While prices can swing by roughly a dollar within a year during volatile periods, the nearly $3 increase in the most recent BLS data is unusually steep — and consumers are taking notice.
“This is ridiculous,” 52-year-old Chuck Smith said in a TikTok video in August in which he showed receipts for the 38.2-ounce tub of Maxwell House ground coffee he buys at his local Walmart in Indiana, which had nearly doubled in price to $21.44 in under a year.
Smith says he filmed the clip spontaneously in the grocery aisle after noticing the price hike. “It was just me in the moment,” he told CNBC Make It, adding that the reaction “captured what a lot of folks are feeling.” Walmart and Kraft Heinz, the maker of Maxwell House, did not respond to requests for comment.
Other brands, including Nespresso and Folgers, have also increased prices in the last year.
Restaurant coffee prices have risen, too: The average cost of a regular cup increased from $3.46 to $3.57 in the year ending October 2025, according to restaurant and café price data tracked by menu software company Toast.
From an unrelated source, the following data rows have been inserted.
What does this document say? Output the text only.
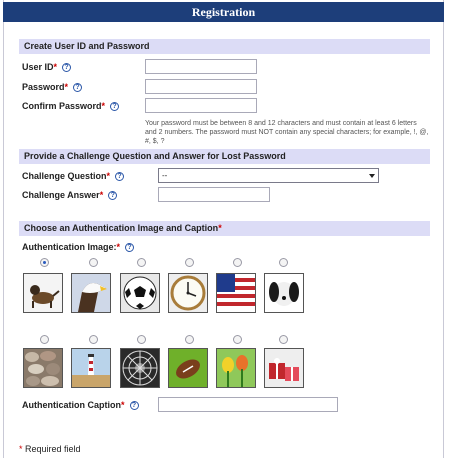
Registration
Create User ID and Password
User ID* ?
Password* ?
Confirm Password* ?
Your password must be between 8 and 12 characters and must contain at least 6 letters and 2 numbers. The password must NOT contain any special characters; for example, !, @, #, $, ?
Provide a Challenge Question and Answer for Lost Password
Challenge Question* ?	--
Challenge Answer* ?
Choose an Authentication Image and Caption*
Authentication Image:* ?
Authentication Caption* ?
* Required field
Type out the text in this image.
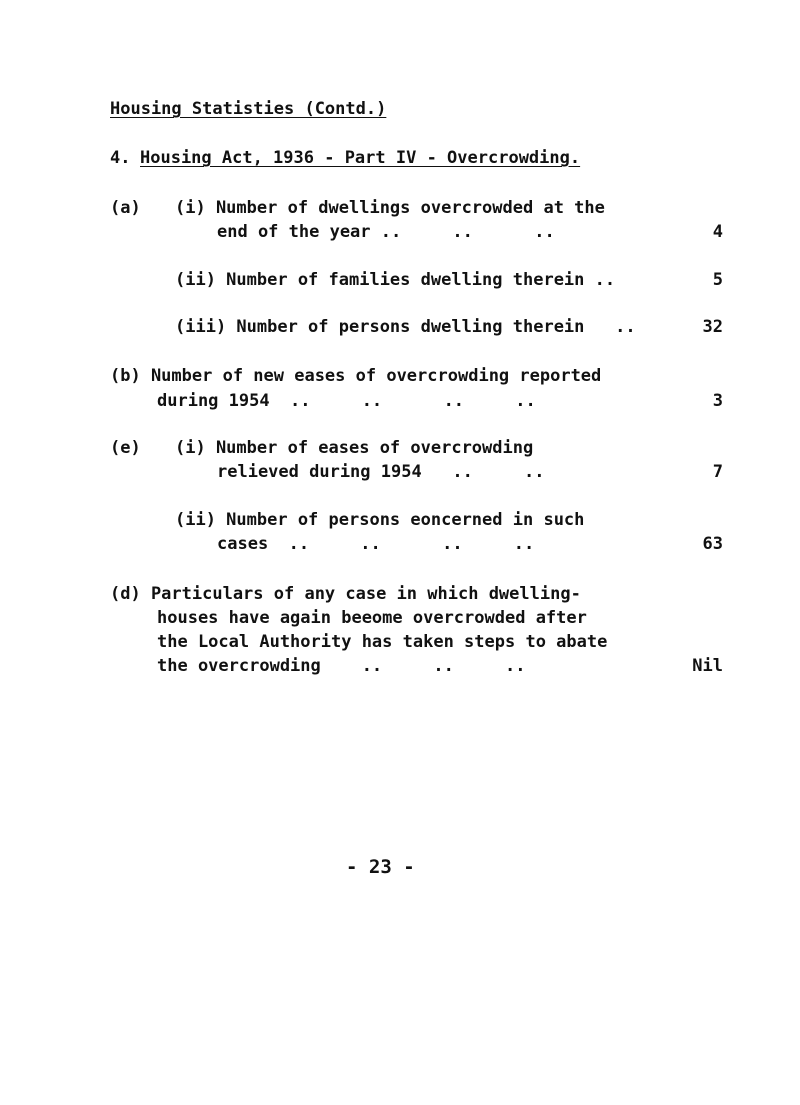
Housing Statisties (Contd.)
4. Housing Act, 1936 - Part IV - Overcrowding.
(a) (i) Number of dwellings overcrowded at the
end of the year ..     ..      ..	4
(ii) Number of families dwelling therein ..	5
(iii) Number of persons dwelling therein   ..	32
(b) Number of new eases of overcrowding reported
during 1954  ..     ..      ..     ..	3
(e) (i) Number of eases of overcrowding
relieved during 1954   ..     ..	7
(ii) Number of persons eoncerned in such
cases  ..     ..      ..     ..	63
(d) Particulars of any case in which dwelling-
houses have again beeome overcrowded after
the Local Authority has taken steps to abate
the overcrowding    ..     ..     ..	Nil
- 23 -
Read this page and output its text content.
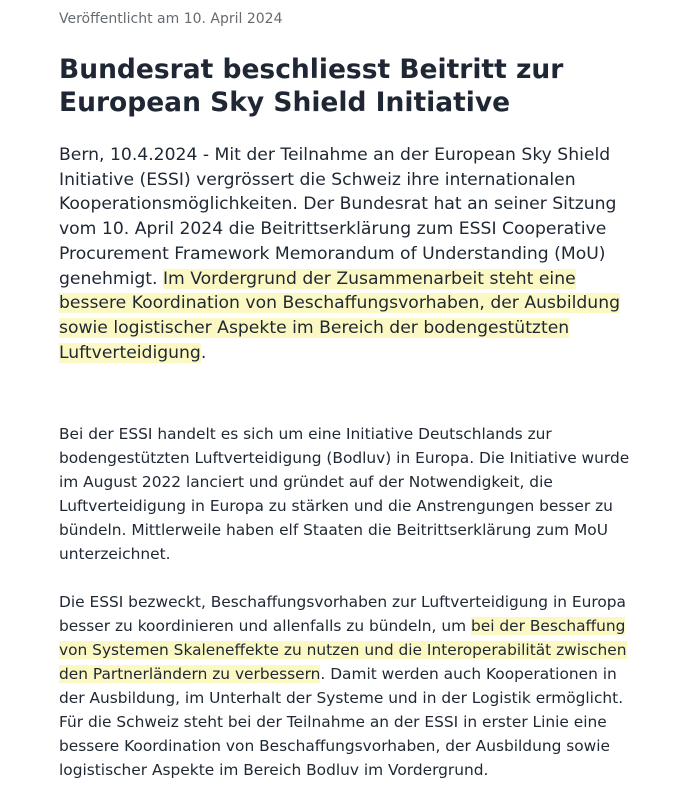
Veröffentlicht am 10. April 2024
Bundesrat beschliesst Beitritt zur
European Sky Shield Initiative

Bern, 10.4.2024 - Mit der Teilnahme an der European Sky Shield
Initiative (ESSI) vergrössert die Schweiz ihre internationalen
Kooperationsmöglichkeiten. Der Bundesrat hat an seiner Sitzung
vom 10. April 2024 die Beitrittserklärung zum ESSI Cooperative
Procurement Framework Memorandum of Understanding (MoU)
genehmigt. Im Vordergrund der Zusammenarbeit steht eine
bessere Koordination von Beschaffungsvorhaben, der Ausbildung
sowie logistischer Aspekte im Bereich der bodengestützten
Luftverteidigung.

Bei der ESSI handelt es sich um eine Initiative Deutschlands zur
bodengestützten Luftverteidigung (Bodluv) in Europa. Die Initiative wurde
im August 2022 lanciert und gründet auf der Notwendigkeit, die
Luftverteidigung in Europa zu stärken und die Anstrengungen besser zu
bündeln. Mittlerweile haben elf Staaten die Beitrittserklärung zum MoU
unterzeichnet.

Die ESSI bezweckt, Beschaffungsvorhaben zur Luftverteidigung in Europa
besser zu koordinieren und allenfalls zu bündeln, um bei der Beschaffung
von Systemen Skaleneffekte zu nutzen und die Interoperabilität zwischen
den Partnerländern zu verbessern. Damit werden auch Kooperationen in
der Ausbildung, im Unterhalt der Systeme und in der Logistik ermöglicht.
Für die Schweiz steht bei der Teilnahme an der ESSI in erster Linie eine
bessere Koordination von Beschaffungsvorhaben, der Ausbildung sowie
logistischer Aspekte im Bereich Bodluv im Vordergrund.
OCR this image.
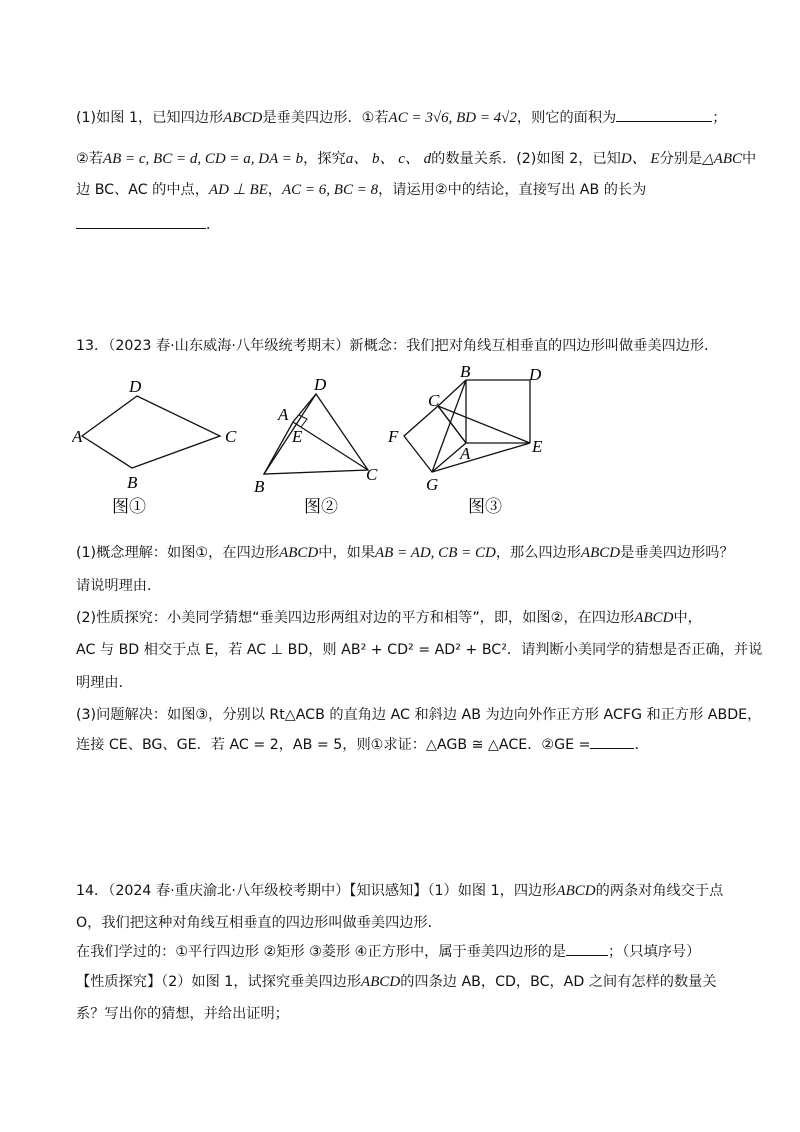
(1)如图 1，已知四边形ABCD是垂美四边形．①若AC = 3√6, BD = 4√2，则它的面积为	；
②若AB = c, BC = d, CD = a, DA = b，探究a、 b、 c、 d的数量关系．(2)如图 2，已知D、 E分别是△ABC中
边 BC、AC 的中点，AD ⊥ BE，AC = 6, BC = 8，请运用②中的结论，直接写出 AB 的长为
．
13．（2023 春·山东威海·八年级统考期末）新概念：我们把对角线互相垂直的四边形叫做垂美四边形．
D
A	C
B
图①
D
A
E
B
C
图②
B	D
C
F
E
A
G
图③
(1)概念理解：如图①，在四边形ABCD中，如果AB = AD, CB = CD，那么四边形ABCD是垂美四边形吗？
请说明理由．
(2)性质探究：小美同学猜想“垂美四边形两组对边的平方和相等”，即，如图②，在四边形ABCD中，
AC 与 BD 相交于点 E，若 AC ⊥ BD，则 AB² + CD² = AD² + BC²．请判断小美同学的猜想是否正确，并说
明理由．
(3)问题解决：如图③，分别以 Rt△ACB 的直角边 AC 和斜边 AB 为边向外作正方形 ACFG 和正方形 ABDE，
连接 CE、BG、GE．若 AC = 2，AB = 5，则①求证：△AGB ≅ △ACE．②GE =	．
14．（2024 春·重庆渝北·八年级校考期中）【知识感知】（1）如图 1，四边形ABCD的两条对角线交于点
O，我们把这种对角线互相垂直的四边形叫做垂美四边形．
在我们学过的：①平行四边形 ②矩形 ③菱形 ④正方形中，属于垂美四边形的是	；（只填序号）
【性质探究】（2）如图 1，试探究垂美四边形ABCD的四条边 AB，CD，BC，AD 之间有怎样的数量关
系？写出你的猜想，并给出证明；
What’s behind the biggest coffee price spike in decades
The run-up in average retail coffee prices has been the steepest and most sustained since BLS began tracking those prices in 1980, the data shows.
Weather issues came first. Drought and heavy rain disrupted harvests in Brazil and Vietnam in 2024, tightening supply well before tariffs took effect.
Coffee futures prices then climbed from roughly $2 a pound in May 2024 to a peak of $4 by April 2025, one of the steepest increases the market has seen in decades, according to Intercontinental Exchange data. Because futures serve as the benchmark for what importers and roasters pay for beans, sharp increases often lead to higher costs, which may eventually show up in retail prices.
Tariffs are another factor. In April, the U.S. imposed new tariffs on coffee imports — 10% on key coffee-growing Latin American countries and about 20% for Asian growers, with Brazil hit hardest at 50%. Since then, grocery-store coffee prices have risen about 21%, according to consumer price index data.
In mid-November, the White House rolled back most of the new coffee tariffs, eliminating duties for nearly all producing countries except Brazil, which retained a 40% tariff. Last week, the administration removed the remaining 40% duty on Brazilian coffee as well, effectively ending tariffs on coffee imports from almost all major exporters.
Because retail prices typically lag wholesale costs, it may take time before any easing shows up on store shelves. Still, removing tariffs should eventually help take some pressure off prices, according to the National Coffee Association, an industry trade group.
“Significant coffee price inflation has occurred during the time tariffs have been in place,” a spokesperson for NCA tells CNBC Make It. “Removing tariffs on the world’s leading coffee producing countries is expected to significantly decrease costs.”